With $100 million in sales last year, Peer recently was acquired by a Swedish company for an undisclosed amount. Danny Spungen, whose grandfather founded the company in 1941, said it was a unanimous family decision to thank employees with the bonuses.
Of course sociopaths and greedy hard hearted scoundrels are all too present in these smaller enterprises, as in every other realm of life. But when ownership is concentrated in an individual or a family, they can exercise a sense of moral responsibility. When ownership is scattered among millions of shareholders, a Petri dish for the rise of sociopaths to domination has been prepared.



posted February 18, 2009 at 11:40 pm
Gus,
I agree wholeheartedly with the idea that workers should be family, and your mention of a publicly-held company being a breeding ground for greed is very insightful.

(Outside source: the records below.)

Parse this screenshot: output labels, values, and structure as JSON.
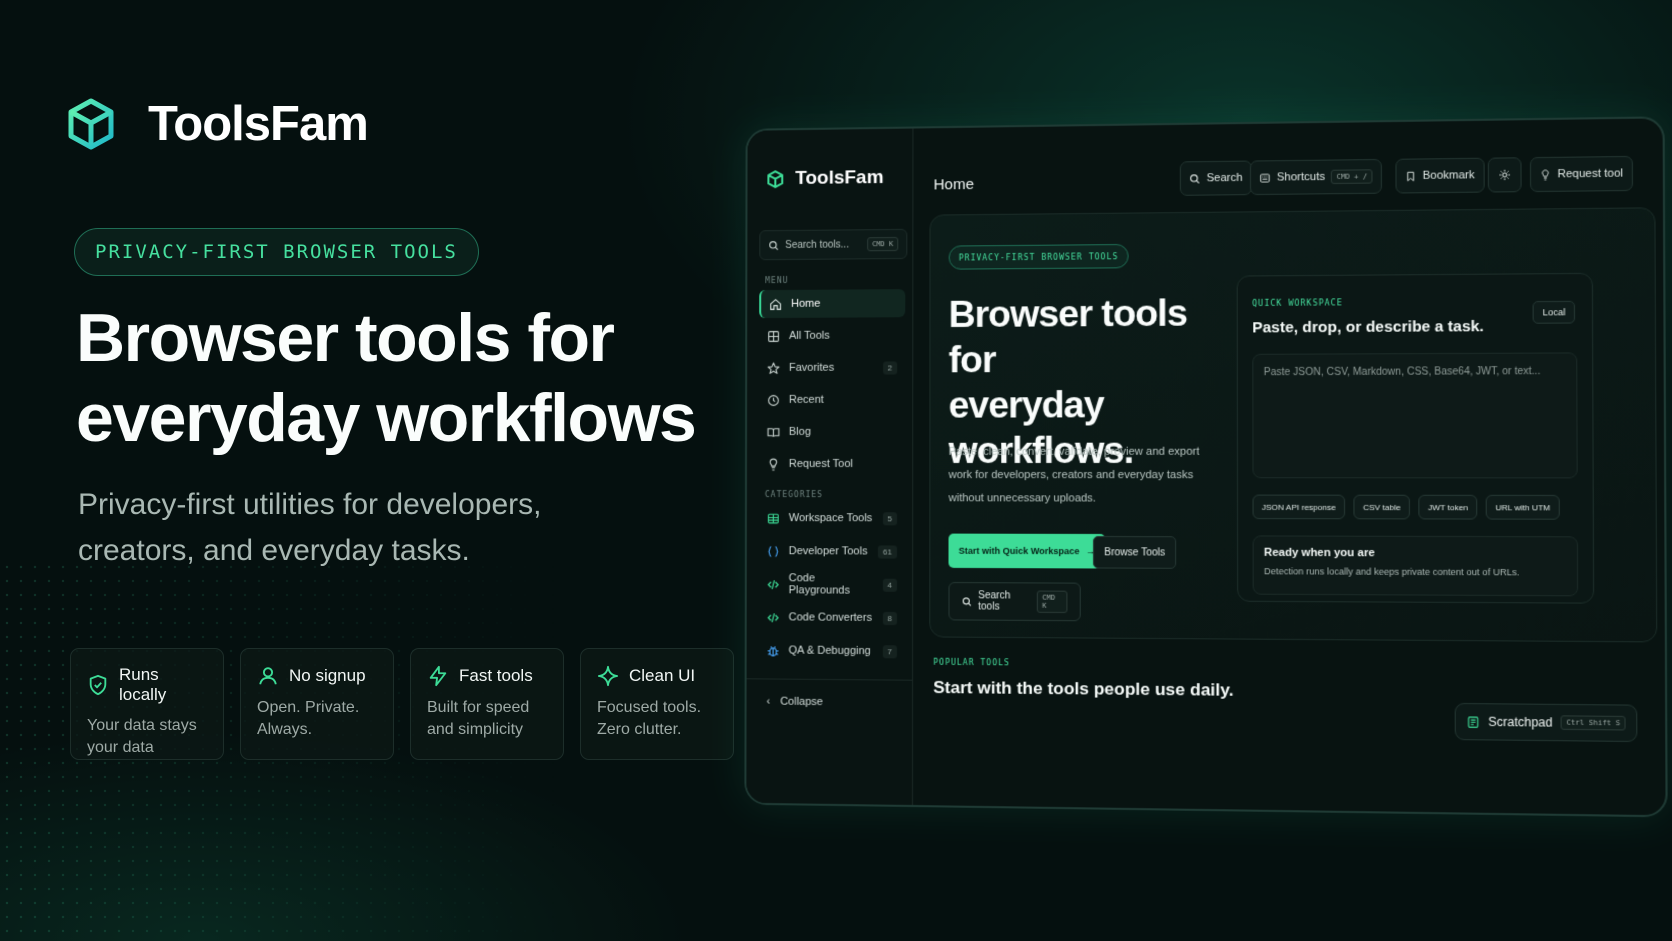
{
  "brand": {
    "name": "ToolsFam"
  },
  "hero": {
    "pill": "PRIVACY-FIRST BROWSER TOOLS",
    "headline_line1": "Browser tools for",
    "headline_line2": "everyday workflows",
    "subtitle_line1": "Privacy-first utilities for developers,",
    "subtitle_line2": "creators, and everyday tasks."
  },
  "features": [
    {
      "icon": "shield-check-icon",
      "title": "Runs locally",
      "desc_line1": "Your data stays",
      "desc_line2": "your data"
    },
    {
      "icon": "user-icon",
      "title": "No signup",
      "desc_line1": "Open. Private.",
      "desc_line2": "Always."
    },
    {
      "icon": "bolt-icon",
      "title": "Fast tools",
      "desc_line1": "Built for speed",
      "desc_line2": "and simplicity"
    },
    {
      "icon": "sparkle-icon",
      "title": "Clean UI",
      "desc_line1": "Focused tools.",
      "desc_line2": "Zero clutter."
    }
  ],
  "app": {
    "sidebar": {
      "brand": "ToolsFam",
      "search_placeholder": "Search tools...",
      "search_kbd": "CMD K",
      "menu_label": "MENU",
      "menu": [
        {
          "label": "Home",
          "icon": "home-icon"
        },
        {
          "label": "All Tools",
          "icon": "grid-icon"
        },
        {
          "label": "Favorites",
          "icon": "star-icon",
          "count": "2"
        },
        {
          "label": "Recent",
          "icon": "clock-icon"
        },
        {
          "label": "Blog",
          "icon": "book-icon"
        },
        {
          "label": "Request Tool",
          "icon": "lightbulb-icon"
        }
      ],
      "categories_label": "CATEGORIES",
      "categories": [
        {
          "label": "Workspace Tools",
          "icon": "table-icon",
          "count": "5"
        },
        {
          "label": "Developer Tools",
          "icon": "braces-icon",
          "count": "61"
        },
        {
          "label": "Code Playgrounds",
          "icon": "code-icon",
          "count": "4"
        },
        {
          "label": "Code Converters",
          "icon": "code-icon",
          "count": "8"
        },
        {
          "label": "QA & Debugging",
          "icon": "bug-icon",
          "count": "7"
        }
      ],
      "collapse": "Collapse"
    },
    "topbar": {
      "title": "Home",
      "search": "Search",
      "shortcuts": "Shortcuts",
      "shortcuts_kbd": "CMD + /",
      "bookmark": "Bookmark",
      "request": "Request tool"
    },
    "hero": {
      "pill": "PRIVACY-FIRST BROWSER TOOLS",
      "headline_line1": "Browser tools for",
      "headline_line2": "everyday",
      "headline_line3": "workflows.",
      "desc_line1": "Paste, clean, convert, validate, preview and export",
      "desc_line2": "work for developers, creators and everyday tasks",
      "desc_line3": "without unnecessary uploads.",
      "primary_btn": "Start with Quick Workspace",
      "secondary_btn": "Browse Tools",
      "search_btn": "Search tools",
      "search_kbd": "CMD K"
    },
    "workspace": {
      "label": "QUICK WORKSPACE",
      "title": "Paste, drop, or describe a task.",
      "badge": "Local",
      "placeholder": "Paste JSON, CSV, Markdown, CSS, Base64, JWT, or text...",
      "chips": [
        "JSON API response",
        "CSV table",
        "JWT token",
        "URL with UTM"
      ],
      "ready_title": "Ready when you are",
      "ready_desc": "Detection runs locally and keeps private content out of URLs."
    },
    "popular": {
      "label": "POPULAR TOOLS",
      "title": "Start with the tools people use daily."
    },
    "scratchpad": {
      "label": "Scratchpad",
      "kbd": "Ctrl Shift S"
    }
  },
  "colors": {
    "accent": "#3ddc97",
    "background": "#05100f",
    "panel": "#0c1c19"
  }
}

If a company’s board of directors was forever banned from holding the CEO or other top positions, they might actually make decisions that helped the company rather than simply preparing themselves for their own future greedy windfall. Another thought is to base CEO pay on a delayed examination of the corporation’s health. Pay them a good basic salary, but defer bonuses and rewards until a year or more later so that a fair examination of the results of their leadership can emerge. This might also serve to keep company-hopping to a minimum and instill a sense of family amongst the higher-ups.
Keep up the wonderful work here. I happily look forward to seeing your thoughts on a regular basis!

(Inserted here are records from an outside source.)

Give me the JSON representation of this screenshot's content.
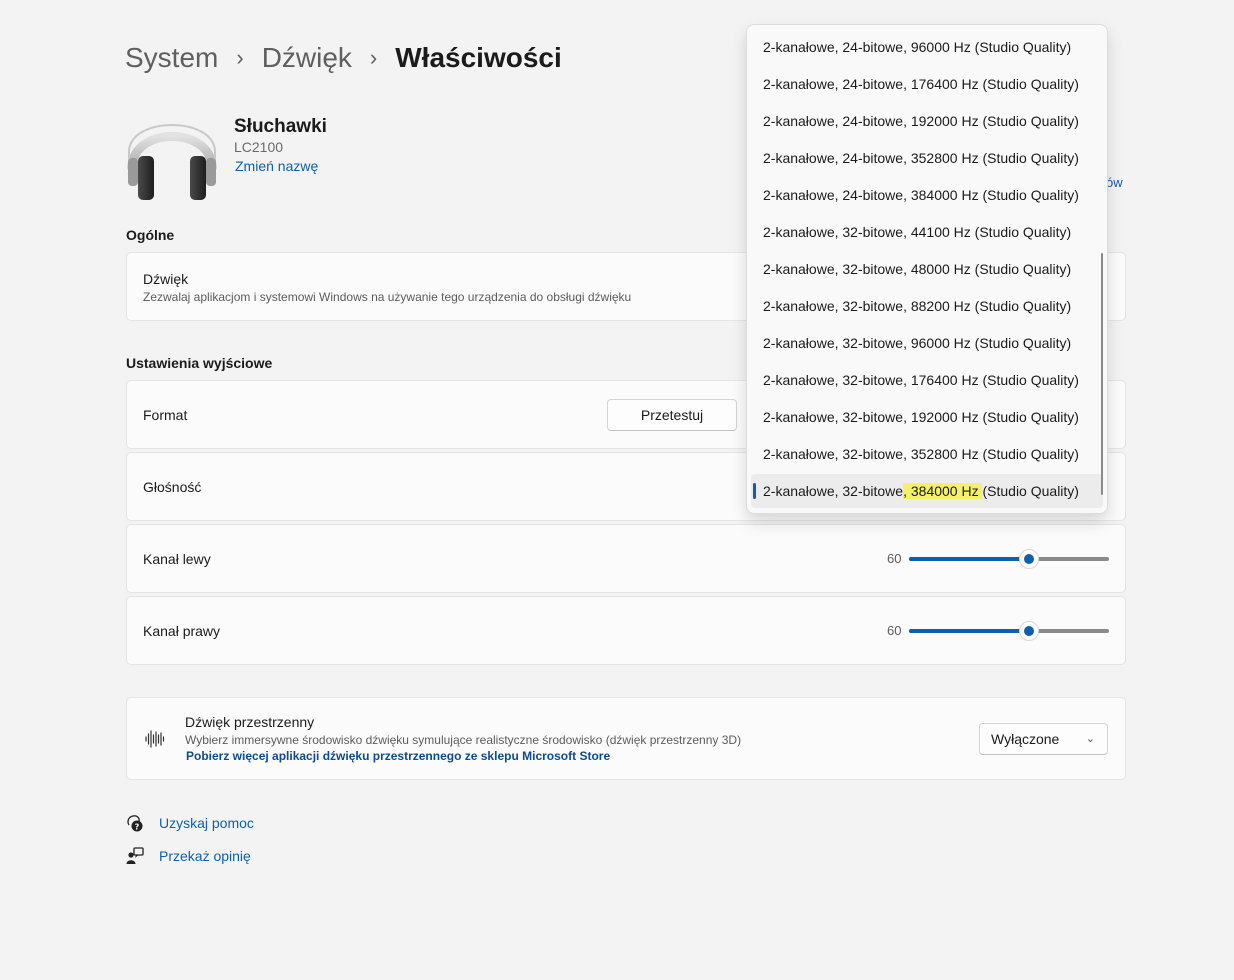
{
  "breadcrumb": {
    "items": [
      "System",
      "Dźwięk",
      "Właściwości"
    ],
    "separator": "›"
  },
  "device": {
    "name": "Słuchawki",
    "model": "LC2100",
    "rename_link": "Zmień nazwę",
    "partial_link_text": "ów"
  },
  "general": {
    "section_title": "Ogólne",
    "sound_card": {
      "title": "Dźwięk",
      "description": "Zezwalaj aplikacjom i systemowi Windows na używanie tego urządzenia do obsługi dźwięku"
    }
  },
  "output": {
    "section_title": "Ustawienia wyjściowe",
    "format": {
      "label": "Format",
      "test_button": "Przetestuj"
    },
    "volume": {
      "label": "Głośność"
    },
    "left_channel": {
      "label": "Kanał lewy",
      "value": "60",
      "level": 0.6
    },
    "right_channel": {
      "label": "Kanał prawy",
      "value": "60",
      "level": 0.6
    }
  },
  "spatial": {
    "title": "Dźwięk przestrzenny",
    "description": "Wybierz immersywne środowisko dźwięku symulujące realistyczne środowisko (dźwięk przestrzenny 3D)",
    "store_link": "Pobierz więcej aplikacji dźwięku przestrzennego ze sklepu Microsoft Store",
    "selected": "Wyłączone"
  },
  "footer": {
    "help": "Uzyskaj pomoc",
    "feedback": "Przekaż opinię"
  },
  "format_dropdown": {
    "options": [
      "2-kanałowe, 24-bitowe, 96000 Hz (Studio Quality)",
      "2-kanałowe, 24-bitowe, 176400 Hz (Studio Quality)",
      "2-kanałowe, 24-bitowe, 192000 Hz (Studio Quality)",
      "2-kanałowe, 24-bitowe, 352800 Hz (Studio Quality)",
      "2-kanałowe, 24-bitowe, 384000 Hz (Studio Quality)",
      "2-kanałowe, 32-bitowe, 44100 Hz (Studio Quality)",
      "2-kanałowe, 32-bitowe, 48000 Hz (Studio Quality)",
      "2-kanałowe, 32-bitowe, 88200 Hz (Studio Quality)",
      "2-kanałowe, 32-bitowe, 96000 Hz (Studio Quality)",
      "2-kanałowe, 32-bitowe, 176400 Hz (Studio Quality)",
      "2-kanałowe, 32-bitowe, 192000 Hz (Studio Quality)",
      "2-kanałowe, 32-bitowe, 352800 Hz (Studio Quality)"
    ],
    "selected_parts": {
      "before": "2-kanałowe, 32-bitowe",
      "highlight": ", 384000 Hz ",
      "after": "(Studio Quality)"
    },
    "highlight_color": "#f5f06a"
  },
  "colors": {
    "accent": "#0f5fb0",
    "background": "#f3f3f3"
  },
  "icons": {
    "headphones": "headphones-icon",
    "spatial": "soundwave-icon",
    "help": "help-icon",
    "feedback": "feedback-icon",
    "chevron": "chevron-down-icon"
  }
}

posted February 19, 2009 at 12:18 pm
As I recall, some business owners during the early industrial age had some utopian or aristo-paternalistic (I’m not sure which)ideas about how life for workers could be organized and lived around a company. As a kid growing up in California, I saw the last vestiges of this social economic model in a couple North Coast logging-centered company towns in their death throes.
I think that, even when the owner-worker companies turn out, to our surprise, to have benevolent owners, that other models of ownership that do not rely on the values and ethics of a few owners toward workers suit my own Neo-Pagan outlook better. But, honestly, I don’t think of those alternative models as especially Pagan or related to Paganism. They’re just kinda Lefty.
posted February 20, 2009 at 9:09 am
Thanks Darren -
and Pitch-
First, you are right – these comments are not particularly Pagan. But before joining Beliefnet my blog was never just on Paganism as a trip through the archives would show. While I am radically increasing the ratio of Pagan to other content it will never be fully on explicitly Pagan topics, just by a Pagan. I’m also a citizen, a role I feel compatible with being Pagan but focusing on issues which only partially overlap.
I agree with you regarding owner paternalism, no matter how well intentioned. But the examples I gave are not paternalistic. These men gave their employees money, to do with as they will.
By comparison places like Pullman were monuments to the owner’s ego and sense of being the arbiter of other people’s ways of life. Objectionable to its core..
I’m not sure towns like Scotia (I’m in N. CA too most of the time) were really that kind of thing. I got the impression that at their best they were providing good living conditions out in the middle of ‘nowhere’ with Pacific Lumber just the landlord. If they also tried to control workers’ lives, or load the dice in favor of the owners’ values, then that’s another matter and I’d agree with your criticisms.
Having said all that – your alternative is not as benign as libertarians think. The market actively loads the dice in favor of valuing everything in money terms. I personally think that is deeply subversive of values inherent in Paganism. We need markets – they are certainly better than socialist attempts to do without them – but the markets should be subordinated to civil society so that money will not trump all other values when making decisions.
This opens up very complex issues that may be worth a blog. I dunno. I am working on this issue quite a bit in my more academic persona.